This was a draft post I was typing one night but got interrupted by one of the boys so I never got around to publishing it. It was actually written before “The Myths about Right Brain Education” and it might sound as if I am repeating a lot of what I said in “the myths about right brain education”. The reason why I’m posting it is because I feel I have articulated the matter a lot more clearly.
From the very beginning, I have always believed that education should be more than just academics. Rather than simply being good at school and doing well in exams, I think it is far more important to be street smart. In fact, I’ve harped on about this for so long that it probably seems at odds with my recent obsession with right brain education in young children. Well, here’s the thing – right brain education is more than academics. I’ve written about it before but I guess the fact that we’re talking about education in babies probably sounds about as competitive as any parent can get.
I’d like to correct that misconception. Although the main reason I started digging deeper into right brain education was because I thought it would be helpful to my children to be able to speed read, have a photographic memory, perform complex mathematical calculations in their heads, and achieve a host of other amazing abilities, I have come to realise that there is so much more to right brain education than that. Done correctly, right brain education can help children succeed not only in academics, but in sports, music, social development and life.
Helping a child develop his right brain potential is about raising a child to become the best that he can be. Shichida believed that there are no inferior brains, only brains that have not been developed properly so that they can achieve their full potential. Right brain education philosophy is that at the heart of every child is an Einstein, a Mozart, an Edison waiting to break free and create the next great invention. It is our responsibility as parents and educators to help them become that driving force that will change the world.

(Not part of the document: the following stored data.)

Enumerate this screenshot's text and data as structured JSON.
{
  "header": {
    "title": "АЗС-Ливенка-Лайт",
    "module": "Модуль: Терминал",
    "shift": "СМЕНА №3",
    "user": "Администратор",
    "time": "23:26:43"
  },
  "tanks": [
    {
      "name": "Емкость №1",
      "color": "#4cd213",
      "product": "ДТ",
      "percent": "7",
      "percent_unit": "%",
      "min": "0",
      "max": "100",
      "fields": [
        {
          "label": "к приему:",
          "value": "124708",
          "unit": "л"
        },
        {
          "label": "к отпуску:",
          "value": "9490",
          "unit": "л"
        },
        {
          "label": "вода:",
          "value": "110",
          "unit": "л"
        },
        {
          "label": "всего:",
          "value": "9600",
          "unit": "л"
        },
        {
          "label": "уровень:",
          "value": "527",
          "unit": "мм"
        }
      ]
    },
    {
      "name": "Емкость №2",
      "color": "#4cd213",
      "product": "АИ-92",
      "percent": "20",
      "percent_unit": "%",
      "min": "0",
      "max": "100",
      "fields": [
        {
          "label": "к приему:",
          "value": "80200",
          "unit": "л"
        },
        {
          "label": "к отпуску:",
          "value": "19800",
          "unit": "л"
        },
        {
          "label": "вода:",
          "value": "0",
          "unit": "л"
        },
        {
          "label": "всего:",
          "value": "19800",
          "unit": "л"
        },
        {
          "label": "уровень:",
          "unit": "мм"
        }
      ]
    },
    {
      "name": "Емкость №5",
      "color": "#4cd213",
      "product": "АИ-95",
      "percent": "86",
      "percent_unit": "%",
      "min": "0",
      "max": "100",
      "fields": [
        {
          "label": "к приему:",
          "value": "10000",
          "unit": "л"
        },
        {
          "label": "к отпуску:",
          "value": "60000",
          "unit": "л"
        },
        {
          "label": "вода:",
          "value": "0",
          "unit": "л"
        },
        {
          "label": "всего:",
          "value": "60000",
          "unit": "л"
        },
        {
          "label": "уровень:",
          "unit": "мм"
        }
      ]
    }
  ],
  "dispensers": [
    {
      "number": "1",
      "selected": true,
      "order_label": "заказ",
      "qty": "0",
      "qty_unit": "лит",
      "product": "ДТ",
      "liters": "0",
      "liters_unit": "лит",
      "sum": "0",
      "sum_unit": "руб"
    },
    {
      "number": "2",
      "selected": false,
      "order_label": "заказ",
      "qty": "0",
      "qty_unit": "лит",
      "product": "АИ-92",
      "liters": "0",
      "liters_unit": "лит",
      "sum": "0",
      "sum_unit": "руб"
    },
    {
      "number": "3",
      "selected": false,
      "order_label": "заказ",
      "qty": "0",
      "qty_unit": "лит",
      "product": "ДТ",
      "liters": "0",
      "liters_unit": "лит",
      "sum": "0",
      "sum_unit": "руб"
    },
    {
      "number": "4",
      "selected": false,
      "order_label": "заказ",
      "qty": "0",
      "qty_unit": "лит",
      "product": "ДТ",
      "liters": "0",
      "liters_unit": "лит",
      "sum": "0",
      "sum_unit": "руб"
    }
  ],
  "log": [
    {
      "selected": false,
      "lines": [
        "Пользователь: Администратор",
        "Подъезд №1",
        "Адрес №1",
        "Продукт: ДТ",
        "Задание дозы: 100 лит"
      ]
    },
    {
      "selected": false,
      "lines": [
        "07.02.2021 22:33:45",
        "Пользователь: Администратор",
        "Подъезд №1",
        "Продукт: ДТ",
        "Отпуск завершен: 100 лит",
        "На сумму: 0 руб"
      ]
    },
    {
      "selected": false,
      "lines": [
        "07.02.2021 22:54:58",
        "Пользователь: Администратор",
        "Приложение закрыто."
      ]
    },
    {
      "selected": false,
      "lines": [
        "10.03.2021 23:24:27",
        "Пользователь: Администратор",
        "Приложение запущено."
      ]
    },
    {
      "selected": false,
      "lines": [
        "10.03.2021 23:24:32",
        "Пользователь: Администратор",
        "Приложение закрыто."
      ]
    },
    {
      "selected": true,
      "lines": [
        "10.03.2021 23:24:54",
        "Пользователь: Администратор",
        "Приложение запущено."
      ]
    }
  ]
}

I have also said that education is more than simply rote learning. A good education is one that will teach my sons to think creatively – outside the box. Doesn’t that conflict with right brain education? Although some of the activities in right brain education appear to be some highspeed information gathering session, these activities are simply a means to an end. Just as pumping iron in the gym helps your body build muscle, right brain activities helps the right brain build creative power. The end in mind is not just to raise a child who can get good grades at school, but to nurture a child to become a person who will help make the world a better place. It is a lofty goal but I think a worthy one.